The guy got a dud but still rated it 4 eggs :4-dontkno I guess he liked the blue light an awful lot.


----------



## McNinja (Jun 22, 2008)

*Corsair 650w specs*
single 12v rail @ 52amps
80%+ efficiency
rated to run at advertised @ 50C
input voltage 100v - 240v
5 year warranty

*APEVIA 680w*
Two 12v rails @ 22A and 24A (doesn't add up to Corsair, not even close)
70% efficiency
input voltage 115v - 230v
(don't know temps limit but it doesn't matter as its pretty bad compared to the Corsair)
1 year Warranty


----------



## lazybone (Jan 2, 2008)

Ohhhs alrights thanks guys hehe so Corsair is the better brand ;] Oh uhm >> if I were to make a fan exhaust should it be 80mm or 120mm? Fast or slow?
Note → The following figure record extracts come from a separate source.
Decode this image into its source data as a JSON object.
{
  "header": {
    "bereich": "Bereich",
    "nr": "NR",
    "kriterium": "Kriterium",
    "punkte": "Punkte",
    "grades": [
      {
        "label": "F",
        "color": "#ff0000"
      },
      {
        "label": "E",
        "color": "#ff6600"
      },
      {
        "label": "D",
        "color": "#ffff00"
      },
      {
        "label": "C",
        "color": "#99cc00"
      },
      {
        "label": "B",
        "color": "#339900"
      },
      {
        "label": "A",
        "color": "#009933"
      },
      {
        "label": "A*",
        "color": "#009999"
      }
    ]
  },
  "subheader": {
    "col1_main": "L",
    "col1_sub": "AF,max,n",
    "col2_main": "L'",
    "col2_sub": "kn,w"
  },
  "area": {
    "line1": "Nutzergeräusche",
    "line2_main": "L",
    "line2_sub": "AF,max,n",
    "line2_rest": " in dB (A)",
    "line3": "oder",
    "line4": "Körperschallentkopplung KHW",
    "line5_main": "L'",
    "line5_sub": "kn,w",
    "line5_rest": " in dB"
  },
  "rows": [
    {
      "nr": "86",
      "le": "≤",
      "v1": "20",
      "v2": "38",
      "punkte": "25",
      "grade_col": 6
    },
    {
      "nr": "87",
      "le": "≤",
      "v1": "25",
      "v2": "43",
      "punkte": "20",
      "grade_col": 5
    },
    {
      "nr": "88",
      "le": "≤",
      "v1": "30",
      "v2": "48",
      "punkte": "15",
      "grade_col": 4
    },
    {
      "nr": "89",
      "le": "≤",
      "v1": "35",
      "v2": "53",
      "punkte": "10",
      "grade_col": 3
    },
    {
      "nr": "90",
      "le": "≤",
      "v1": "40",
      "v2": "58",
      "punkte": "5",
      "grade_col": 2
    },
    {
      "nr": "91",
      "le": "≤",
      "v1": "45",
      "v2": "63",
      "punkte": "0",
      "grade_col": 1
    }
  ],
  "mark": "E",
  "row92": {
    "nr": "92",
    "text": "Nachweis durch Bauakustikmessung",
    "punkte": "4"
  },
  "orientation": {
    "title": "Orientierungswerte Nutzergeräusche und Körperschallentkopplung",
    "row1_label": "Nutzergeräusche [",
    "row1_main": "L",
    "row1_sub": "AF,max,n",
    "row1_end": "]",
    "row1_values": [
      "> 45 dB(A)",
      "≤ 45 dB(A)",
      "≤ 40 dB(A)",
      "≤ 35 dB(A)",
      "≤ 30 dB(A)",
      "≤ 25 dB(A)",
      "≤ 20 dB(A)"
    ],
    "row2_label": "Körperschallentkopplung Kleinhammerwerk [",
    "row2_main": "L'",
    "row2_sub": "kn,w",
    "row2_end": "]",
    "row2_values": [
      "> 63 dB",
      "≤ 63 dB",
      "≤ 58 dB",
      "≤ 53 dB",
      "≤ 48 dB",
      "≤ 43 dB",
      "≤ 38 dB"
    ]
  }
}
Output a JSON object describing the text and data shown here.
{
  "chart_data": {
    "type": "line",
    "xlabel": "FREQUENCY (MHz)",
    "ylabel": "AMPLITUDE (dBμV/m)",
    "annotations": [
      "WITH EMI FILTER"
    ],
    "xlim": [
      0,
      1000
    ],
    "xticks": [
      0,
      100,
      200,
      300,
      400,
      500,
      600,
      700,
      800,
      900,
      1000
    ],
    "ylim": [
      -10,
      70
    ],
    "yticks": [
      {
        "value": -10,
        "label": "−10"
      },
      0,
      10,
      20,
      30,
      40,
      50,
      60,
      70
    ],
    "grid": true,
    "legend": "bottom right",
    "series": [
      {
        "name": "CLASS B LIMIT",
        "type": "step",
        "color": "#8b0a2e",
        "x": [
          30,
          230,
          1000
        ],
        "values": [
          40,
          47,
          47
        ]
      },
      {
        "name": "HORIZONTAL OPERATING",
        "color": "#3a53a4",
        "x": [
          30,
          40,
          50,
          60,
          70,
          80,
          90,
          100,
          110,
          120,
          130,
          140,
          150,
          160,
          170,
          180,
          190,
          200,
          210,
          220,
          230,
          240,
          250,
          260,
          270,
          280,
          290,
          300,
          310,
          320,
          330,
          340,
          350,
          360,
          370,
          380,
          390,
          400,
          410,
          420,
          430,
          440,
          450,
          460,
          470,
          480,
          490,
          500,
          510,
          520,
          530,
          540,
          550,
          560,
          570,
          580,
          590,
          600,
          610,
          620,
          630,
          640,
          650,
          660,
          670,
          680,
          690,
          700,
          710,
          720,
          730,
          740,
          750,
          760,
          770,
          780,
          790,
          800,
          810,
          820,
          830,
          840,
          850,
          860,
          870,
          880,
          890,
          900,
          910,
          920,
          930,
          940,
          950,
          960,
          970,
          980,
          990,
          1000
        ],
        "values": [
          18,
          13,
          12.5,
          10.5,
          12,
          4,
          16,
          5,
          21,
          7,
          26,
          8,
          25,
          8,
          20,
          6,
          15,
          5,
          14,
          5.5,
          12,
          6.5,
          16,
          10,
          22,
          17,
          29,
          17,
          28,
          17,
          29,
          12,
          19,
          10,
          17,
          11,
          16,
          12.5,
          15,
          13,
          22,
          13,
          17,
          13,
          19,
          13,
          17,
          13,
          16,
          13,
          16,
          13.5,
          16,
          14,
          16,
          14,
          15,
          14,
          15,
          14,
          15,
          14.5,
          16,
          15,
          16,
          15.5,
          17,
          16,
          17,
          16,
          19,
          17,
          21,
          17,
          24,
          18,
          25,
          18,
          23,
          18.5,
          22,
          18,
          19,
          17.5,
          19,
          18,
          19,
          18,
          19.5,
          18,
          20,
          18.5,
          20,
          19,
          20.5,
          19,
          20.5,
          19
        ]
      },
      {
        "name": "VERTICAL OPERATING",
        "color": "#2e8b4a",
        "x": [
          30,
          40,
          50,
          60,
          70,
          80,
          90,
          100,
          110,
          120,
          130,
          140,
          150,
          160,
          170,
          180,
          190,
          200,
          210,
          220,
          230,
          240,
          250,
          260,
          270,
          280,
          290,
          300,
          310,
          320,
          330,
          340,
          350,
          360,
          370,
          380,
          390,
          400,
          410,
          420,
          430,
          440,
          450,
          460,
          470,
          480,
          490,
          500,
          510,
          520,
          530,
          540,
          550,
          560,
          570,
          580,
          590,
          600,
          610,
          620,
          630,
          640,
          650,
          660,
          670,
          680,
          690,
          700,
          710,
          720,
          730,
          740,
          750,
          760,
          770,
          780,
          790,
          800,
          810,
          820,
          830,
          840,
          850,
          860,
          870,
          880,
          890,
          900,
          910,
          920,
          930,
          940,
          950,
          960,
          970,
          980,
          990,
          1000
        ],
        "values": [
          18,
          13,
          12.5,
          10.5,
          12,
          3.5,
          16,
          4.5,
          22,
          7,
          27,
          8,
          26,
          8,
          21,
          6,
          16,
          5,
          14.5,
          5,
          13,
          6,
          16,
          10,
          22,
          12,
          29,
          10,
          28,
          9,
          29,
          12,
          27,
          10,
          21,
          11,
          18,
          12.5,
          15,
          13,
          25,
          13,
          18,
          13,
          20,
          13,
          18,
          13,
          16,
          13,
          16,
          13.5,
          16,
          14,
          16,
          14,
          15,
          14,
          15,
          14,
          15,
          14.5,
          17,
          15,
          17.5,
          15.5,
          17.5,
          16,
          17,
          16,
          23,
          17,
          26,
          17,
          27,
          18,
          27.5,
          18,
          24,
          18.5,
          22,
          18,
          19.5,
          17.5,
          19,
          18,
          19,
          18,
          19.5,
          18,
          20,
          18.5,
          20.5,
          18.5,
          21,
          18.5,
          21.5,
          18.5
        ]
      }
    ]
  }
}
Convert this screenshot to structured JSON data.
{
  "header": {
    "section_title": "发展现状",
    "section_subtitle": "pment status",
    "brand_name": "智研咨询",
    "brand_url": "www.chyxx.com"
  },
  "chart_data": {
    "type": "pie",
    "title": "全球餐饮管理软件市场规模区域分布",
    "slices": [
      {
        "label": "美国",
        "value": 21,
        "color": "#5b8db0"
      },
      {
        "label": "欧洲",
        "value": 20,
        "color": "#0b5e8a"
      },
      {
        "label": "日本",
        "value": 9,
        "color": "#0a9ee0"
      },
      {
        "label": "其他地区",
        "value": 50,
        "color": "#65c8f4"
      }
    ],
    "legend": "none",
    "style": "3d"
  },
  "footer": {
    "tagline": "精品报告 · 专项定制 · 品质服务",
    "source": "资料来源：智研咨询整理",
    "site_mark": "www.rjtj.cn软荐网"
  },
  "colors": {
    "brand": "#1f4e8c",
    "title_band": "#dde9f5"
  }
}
I'm thinking of installing that in the back


----------



## Wrench97 (May 10, 2008)

120mm slow will move the same air at less noise then a 80mm fast.


----------



## lazybone (Jan 2, 2008)

Ohhhh alrights sooo intake should be 80mm and 120mm is good for exhaust =]


----------



## Wrench97 (May 10, 2008)

Either will work depending on what fits where ever possible I use 120mm for both intake and exhaust.


----------



## McNinja (Jun 22, 2008)

refer to my post at post #5 for my setup. My computer stays very cool and I wouldn't use smaller than 120mm if it can be helped.


----------



## lazybone (Jan 2, 2008)

ohhhs alrights I get u guys. :T Imma prolly measure first before buying it thank you very much guys!


----------